All floral parts are “beardless.” This means that the inner midline of each petal lacks the upright hairs or “beards” characteristic of most European or Asiatic varieties – the species most commonly marketed in plant catalogues.
Finally, the colors of Louisianas eclipse those of all other varieties. The palette ranges from pure white and yellow to blue, lavender and violet, as well as orange, rust and red. Appropriately, in Greek mythology, Iris was the female deity who transported messages between the Earth and the heavens. She was symbolized by the rainbow and referred to as “Goddess of the Rainbow.”
Upping the ante, in 1973, a retired research chemist, the late Joseph K. Mertzewiller, discovered how to give Louisiana Irises an auspicious genetic makeover. He accomplished this by exposing seeds to colchicine, a poisonous alkaloid originally extracted from the roots and seeds of the autumn Crocus or Meadow Saffron plant.
In certain plants, colchicine interferes with basic cell division, resulting in genetic anomalies called tetraploids (simply put, the plants have double the amount of genetic material – think chromosomes and DNA). More than 30 true-breeding tetraploid varieties of Louisiana Irises have been created; all produce flowers that are extraordinary in both form and color, and all are registered and marketed.
Gardeners might presume that these plants, which are native to the topsy-turvy wetlands of the Deep South, would prove finicky to cultivate elsewhere. Not so. The severe conditions of the natural habitat have genetically predisposed Louisianas for an unusually high tolerance to diverse environments. For good measure, individual plants are relatively resistant to pests and diseases. As a result, these hard-knock irises are prized and cultivated successfully in private and public gardens throughout the world. So, although Louisiana loses more wetlands each year than any other state, we natives know that the future of our regal – and natural – fleur-de-lis is secure.
Fleur-de-lis garden care
If aesthetics and patriotism woo you to garden with Louisiana’s technicolor fleur-de-lis, here are some suggestions:
- Plants must be watered methodically, particularly during summer and early fall when the plants are relatively inactive.

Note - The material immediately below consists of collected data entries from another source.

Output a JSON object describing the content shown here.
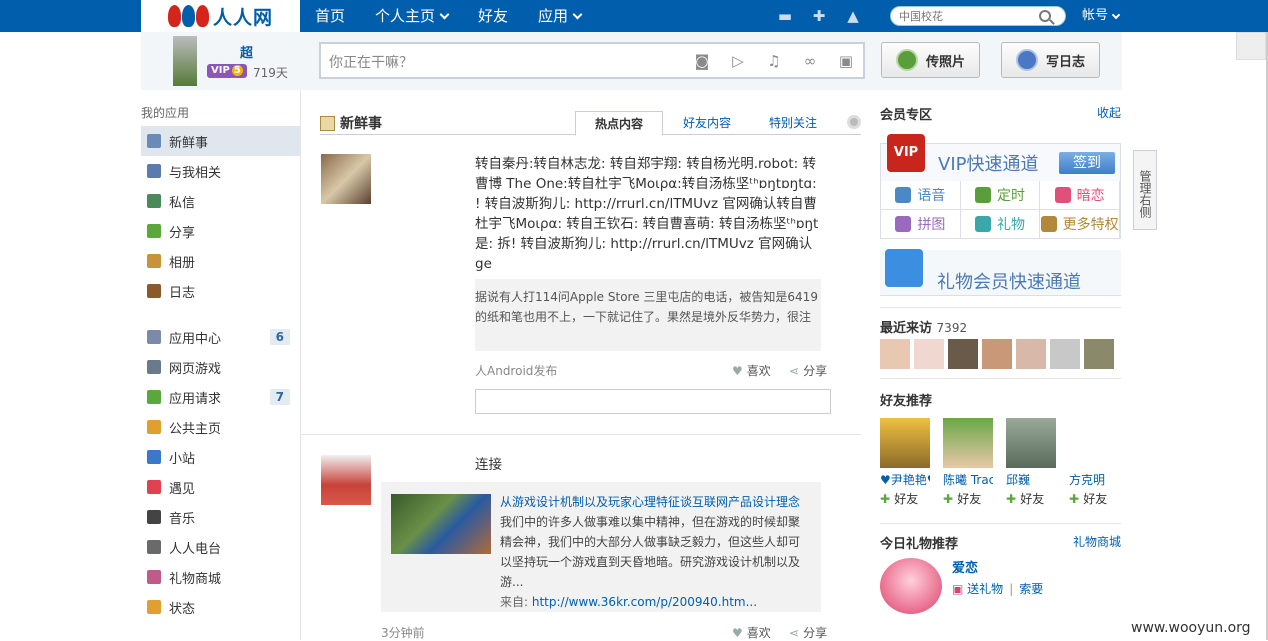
{
  "topbar": {
    "logo": "人人网",
    "nav": [
      "首页",
      "个人主页",
      "好友",
      "应用"
    ],
    "search_placeholder": "中国校花",
    "account": "帐号",
    "icons": [
      "chat-icon",
      "add-friend-icon",
      "bell-icon"
    ]
  },
  "publisher": {
    "name": "超",
    "vip": "VIP",
    "vip_level": "5",
    "days": "719天",
    "placeholder": "你正在干嘛？",
    "photo_btn": "传照片",
    "blog_btn": "写日志"
  },
  "sidebar": {
    "title": "我的应用",
    "items": [
      {
        "label": "新鲜事",
        "icon": "news-icon",
        "active": true
      },
      {
        "label": "与我相关",
        "icon": "mention-icon"
      },
      {
        "label": "私信",
        "icon": "message-icon"
      },
      {
        "label": "分享",
        "icon": "share-icon"
      },
      {
        "label": "相册",
        "icon": "album-icon"
      },
      {
        "label": "日志",
        "icon": "blog-icon"
      }
    ],
    "items2": [
      {
        "label": "应用中心",
        "icon": "app-center-icon",
        "badge": "6"
      },
      {
        "label": "网页游戏",
        "icon": "gamepad-icon"
      },
      {
        "label": "应用请求",
        "icon": "puzzle-icon",
        "badge": "7"
      },
      {
        "label": "公共主页",
        "icon": "bookmark-icon"
      },
      {
        "label": "小站",
        "icon": "station-icon"
      },
      {
        "label": "遇见",
        "icon": "heart-icon"
      },
      {
        "label": "音乐",
        "icon": "music-icon"
      },
      {
        "label": "人人电台",
        "icon": "radio-icon"
      },
      {
        "label": "礼物商城",
        "icon": "gift-icon"
      },
      {
        "label": "状态",
        "icon": "status-icon"
      }
    ]
  },
  "feed": {
    "title": "新鲜事",
    "tabs": [
      "热点内容",
      "好友内容",
      "特别关注"
    ],
    "post1": {
      "lines": [
        "转自秦丹:转自林志龙: 转自郑宇翔: 转自杨光明.robot: 转",
        "曹博 The One:转自杜宇飞Mοιρα:转自汤栋坚ᵗʰɒŋtɒŋtɑ:",
        "! 转自波斯狗儿: http://rrurl.cn/lTMUvz 官网确认转自曹",
        "杜宇飞Mοιρα: 转自王钦石: 转自曹喜萌: 转自汤栋坚ᵗʰɒŋt",
        "是: 拆! 转自波斯狗儿: http://rrurl.cn/lTMUvz 官网确认",
        "ge"
      ],
      "quote": [
        "据说有人打114问Apple Store 三里屯店的电话，被告知是6419",
        "的纸和笔也用不上，一下就记住了。果然是境外反华势力，很注"
      ],
      "source": "人Android发布",
      "like": "喜欢",
      "share": "分享"
    },
    "post2": {
      "title_tail": "连接",
      "article_title": "从游戏设计机制以及玩家心理特征谈互联网产品设计理念",
      "article_lines": [
        "我们中的许多人做事难以集中精神，但在游戏的时候却聚",
        "精会神，我们中的大部分人做事缺乏毅力，但这些人却可",
        "以坚持玩一个游戏直到天昏地暗。研究游戏设计机制以及",
        "游..."
      ],
      "source_label": "来自:",
      "source_url": "http://www.36kr.com/p/200940.htm...",
      "time": "3分钟前",
      "like": "喜欢",
      "share": "分享"
    }
  },
  "right": {
    "vip_title": "会员专区",
    "collapse": "收起",
    "vip_icon": "VIP",
    "vip_fast": "VIP快速通道",
    "sign_in": "签到",
    "vip_cells": [
      {
        "label": "语音",
        "color": "#4a88c8"
      },
      {
        "label": "定时",
        "color": "#5a9e3c"
      },
      {
        "label": "暗恋",
        "color": "#e0507a"
      },
      {
        "label": "拼图",
        "color": "#9a6ac0"
      },
      {
        "label": "礼物",
        "color": "#3aa8a8"
      },
      {
        "label": "更多特权",
        "color": "#b08a3a"
      }
    ],
    "gift_fast": "礼物会员快速通道",
    "recent_title": "最近来访",
    "recent_count": "7392",
    "friend_rec_title": "好友推荐",
    "friends": [
      {
        "name": "♥尹艳艳♥",
        "add": "好友"
      },
      {
        "name": "陈曦  Trac",
        "add": "好友"
      },
      {
        "name": "邱巍",
        "add": "好友"
      },
      {
        "name": "方克明",
        "add": "好友"
      }
    ],
    "gift_today": "今日礼物推荐",
    "gift_shop": "礼物商城",
    "gift_name": "爱恋",
    "send_gift": "送礼物",
    "ask_gift": "索要"
  },
  "side_tab": "管理右侧",
  "watermark": "www.wooyun.org"
}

- Rhizomes must be heavily mulched all year to avoid scorching by summer sun and freezing during winter.
- Plant in venues that include at least a half-day of sunlight and acidic soils (pH 6.5 or lower).

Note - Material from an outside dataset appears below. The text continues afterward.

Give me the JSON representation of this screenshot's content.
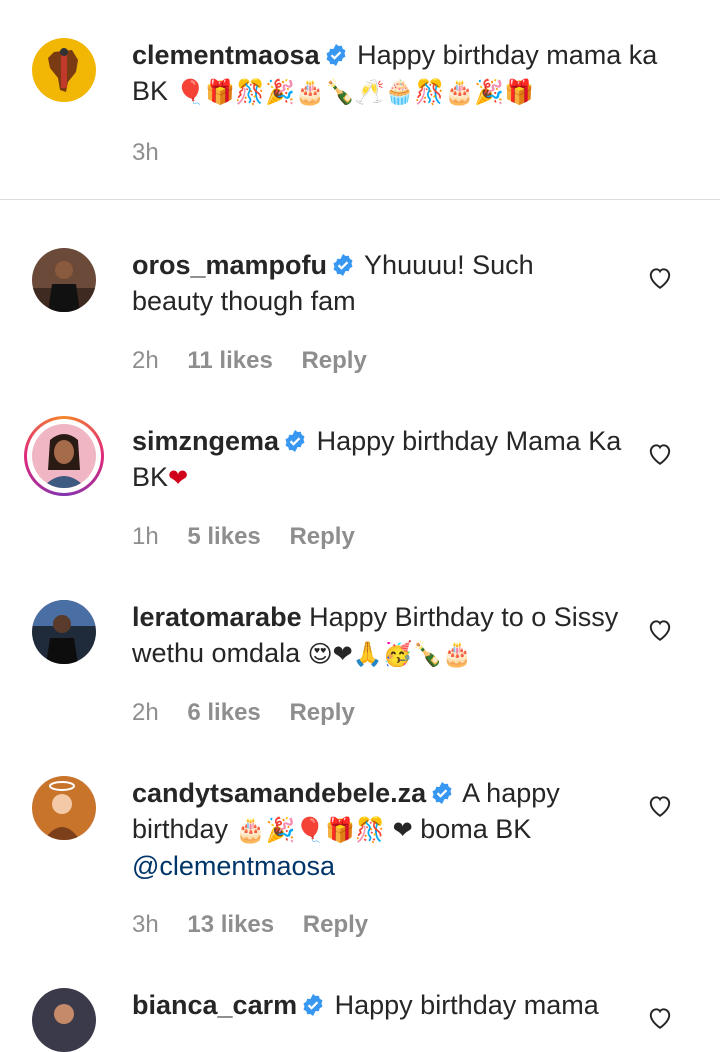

- In autumn, fertilize heavily with manures, compost and/or acidic commercial preparations.
Louisiana irises are a natural for water gardens, either in a container or in-ground pool. Follow these simple tips:
- Keep water level no greater than 4 to 8 inches above the rhizomes during the summer.

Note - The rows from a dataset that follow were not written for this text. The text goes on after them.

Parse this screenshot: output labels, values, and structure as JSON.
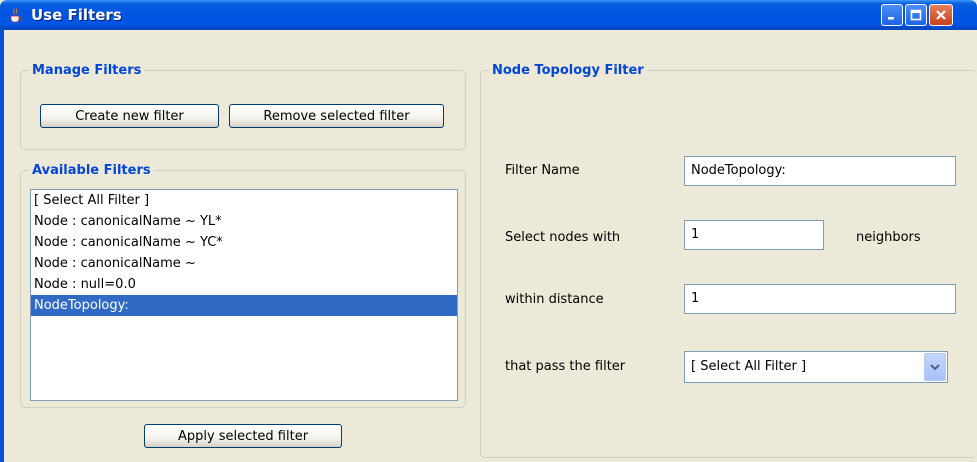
{
  "window": {
    "title": "Use Filters",
    "icon": "java-cup-icon"
  },
  "manage_filters": {
    "title": "Manage Filters",
    "create_button": "Create new filter",
    "remove_button": "Remove selected filter"
  },
  "available_filters": {
    "title": "Available Filters",
    "items": [
      {
        "label": "[ Select All Filter ]",
        "selected": false
      },
      {
        "label": "Node : canonicalName ~ YL*",
        "selected": false
      },
      {
        "label": "Node : canonicalName ~ YC*",
        "selected": false
      },
      {
        "label": "Node : canonicalName ~",
        "selected": false
      },
      {
        "label": "Node : null=0.0",
        "selected": false
      },
      {
        "label": "NodeTopology:",
        "selected": true
      }
    ],
    "apply_button": "Apply selected filter"
  },
  "topology_filter": {
    "title": "Node Topology Filter",
    "filter_name_label": "Filter Name",
    "filter_name_value": "NodeTopology:",
    "select_nodes_label": "Select nodes with",
    "select_nodes_value": "1",
    "neighbors_label": "neighbors",
    "within_distance_label": "within distance",
    "within_distance_value": "1",
    "pass_filter_label": "that pass the filter",
    "pass_filter_value": "[ Select All Filter ]"
  },
  "colors": {
    "titlebar": "#0054e3",
    "group_title": "#0046d5",
    "selection": "#316ac5",
    "background": "#ece9d8"
  }
}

- Drop the water to ground level each fall since rhizomes will rot if submerged for the full year.
Since the irises have a limited blooming period, enhance the water garden with a combination of summer and fall blooming aquatics (waterlilies are perfect). The verdant, upright foliage of the irises then acts as backdrop in a tableau that enables the plants to be enjoyed long past their spring dazzle.
Gary Noel Ross, Ph.D., is a professional butterfly ecologist who often tracks the swamps and marshes of his native Louisiana to research and photograph unusual aspects of nature.